Shrigley made his name with deadpan visual one-liners: simple paintings with simple phrases across them, a bunch of self-deprecating but often funny non sequiturs.

And that's exactly what this is; a joke with no punchline, just an idea and a price tag.

And it looks great, largely because it looks pretty much like any other conceptual art installation. Piles of discarded rubbish have been a common sight in art galleries for decades, but this is the first one to do it quite so sarcastically and knowingly. It's as if If Shrigley is gamely admitting that, well, this is all a bit stupid.

The issue here is that, at its root, this is art about the value of art, about what people are willing to pay for an idea, about which ideas have value and which don't.
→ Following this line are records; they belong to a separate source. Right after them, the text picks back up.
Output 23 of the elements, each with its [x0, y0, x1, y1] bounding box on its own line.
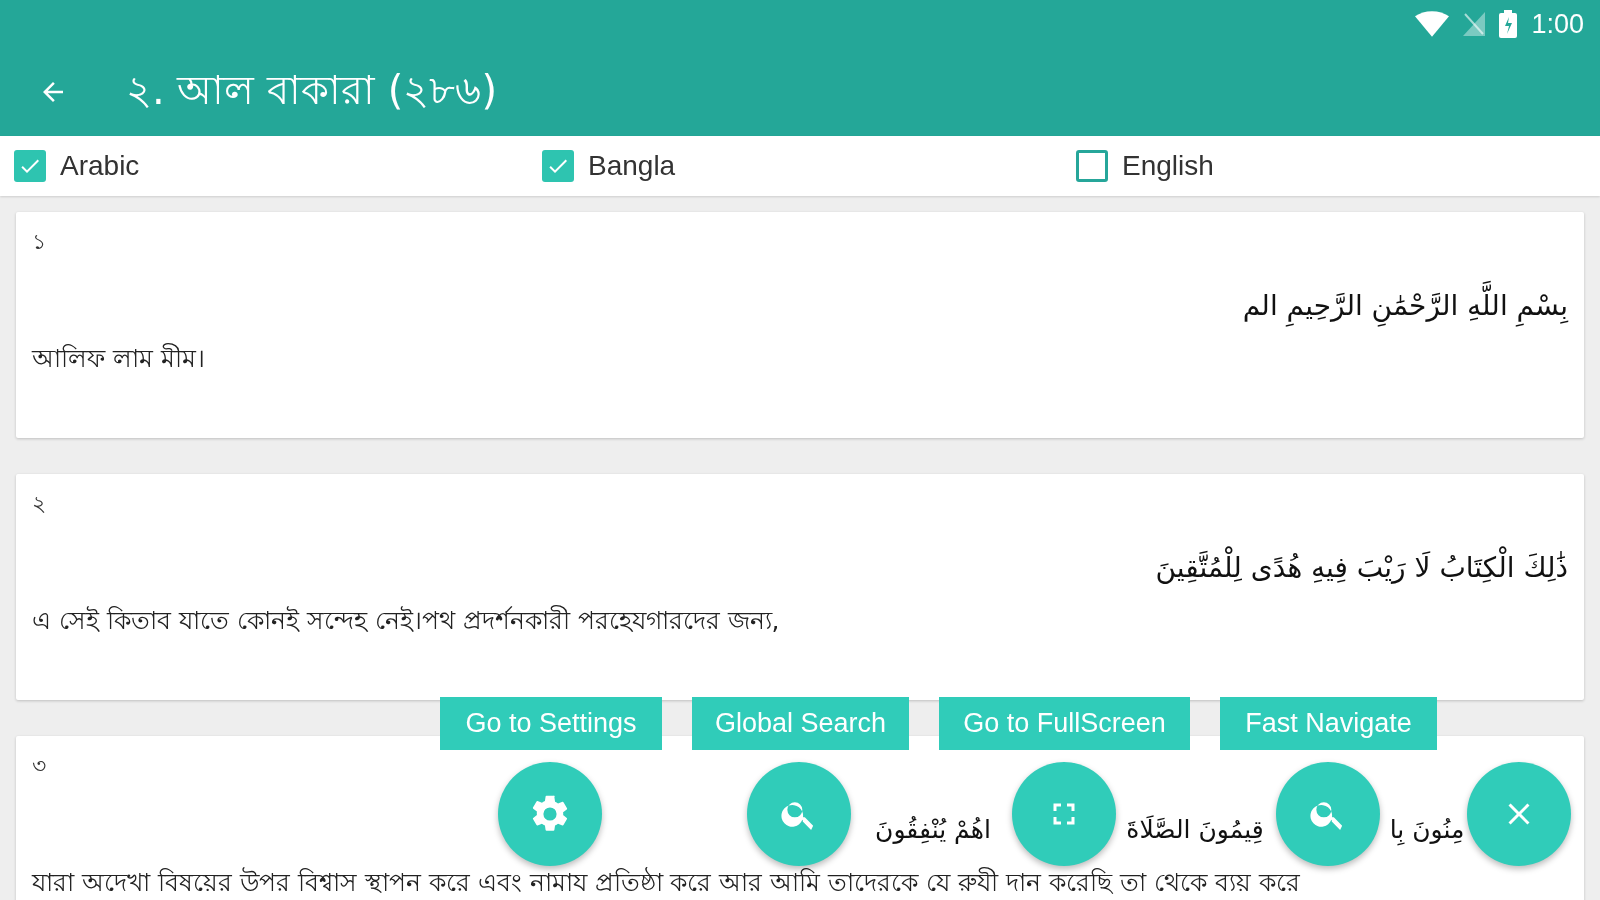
screen-title: ২. আল বাকারা (২৮৬)	[126, 65, 498, 115]
arabic-text: ذَٰلِكَ الْكِتَابُ لَا رَيْبَ فِيهِ هُدًى لِلْمُتَّقِينَ	[1155, 544, 1568, 592]
no-signal-icon	[1463, 12, 1486, 36]
bangla-translation: এ সেই কিতাব যাতে কোনই সন্দেহ নেই।পথ প্রদর্শনকারী পরহেযগারদের জন্য,	[32, 606, 780, 635]
wifi-icon	[1415, 11, 1450, 37]
language-checkbox[interactable]: Arabic	[14, 150, 542, 182]
action-label[interactable]: Fast Navigate	[1220, 697, 1437, 750]
action-label[interactable]: Global Search	[692, 697, 909, 750]
bangla-translation: যারা অদেখা বিষয়ের উপর বিশ্বাস স্থাপন করে এবং নামায প্রতিষ্ঠা করে আর আমি তাদেরকে যে রুযী দান করেছি তা থেকে ব্যয় করে	[32, 868, 1300, 897]
verse-number: ৩	[32, 753, 46, 778]
arabic-text: اهُمْ يُنْفِقُونَ	[874, 813, 992, 846]
language-checkbox[interactable]: Bangla	[542, 150, 1076, 182]
arabic-text: بِسْمِ اللَّهِ الرَّحْمَٰنِ الرَّحِيمِ الم	[1242, 282, 1568, 330]
action-label[interactable]: Go to FullScreen	[939, 697, 1190, 750]
arabic-text: مِنُونَ بِا	[1388, 813, 1466, 848]
language-checkbox[interactable]: English	[1076, 150, 1600, 182]
status-time: 1:00	[1531, 8, 1584, 40]
verse-number: ২	[32, 491, 46, 516]
action-label[interactable]: Go to Settings	[440, 697, 662, 750]
verse-number: ১	[32, 229, 46, 254]
arabic-text: قِيمُونَ الصَّلَاةَ	[1125, 813, 1265, 846]
bangla-translation: আলিফ লাম মীম।	[32, 344, 205, 373]
battery-icon	[1499, 10, 1518, 38]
I don't think the financial value of art is all that interesting. What rich people do with their money is about as relevant to me as what they have for breakfast. Making a snarky comment about the value of art in a gallery that's struggling to survive financially (SFG [Stephen Friedman Gallery] announced some pretty huge losses earlier this year) does feel a bit awkward too. It's as if Shrigley is saying: "You lot would buy any old crap, wouldn't you?" Yet this gallery is having quite a hard time selling things.

Maurizio Cattelan, the artist now famed for making a golden toilet that was stolen, made a similar point - in a more aesthetically impactful way - when he taped a banana to a wall at an art fair in 2019 and sold it for more money than anyone should ever spend on a banana. But that was then, when the art world was a lot more boomy...
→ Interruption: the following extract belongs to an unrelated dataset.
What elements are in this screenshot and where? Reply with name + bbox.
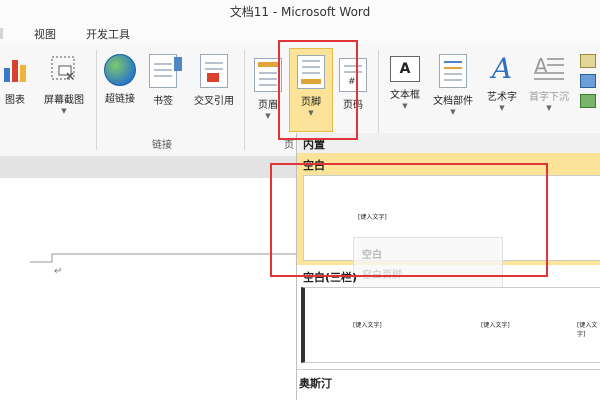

In a very Shrigley way, the work's disarming. Look at you, wandering around a fancy gallery trying to think deep thoughts about piles of rope. It's obscene, ridiculous, funny. I want to pick it apart, untangle its conceptual threads and prove that they don't weave into anything sensible - but obviously they don't. The threads are just a big mess. Part of me wants to go all lyrical and describe the colours and fabrics, the smell, the history implied in each strand, the narratives of the hands that once pulled these ropes and yadda, yadda, yadda.

But I don't think that's the point. It really is just some old rope. And that's kind of great.

(Eddy Frankel, The Guardian, 2025)


Paying a million pounds for a pile of discarded rubbish tells us far more about the buyer than the seller. Shrigley, like countless conceptual artists before him, has realised that there is no shortage of people ready to part with their money for a load of old rubbish. No doubt he does think that any old crap can be sold to the gullible. 

Anyway, time to eat a banana and arrange all my odd socks on the front door. And of course, I'll invite Eddy Frankel round to untangle their conceptual threads and to describe the colours and fabrics, the smell and the history implied in each one.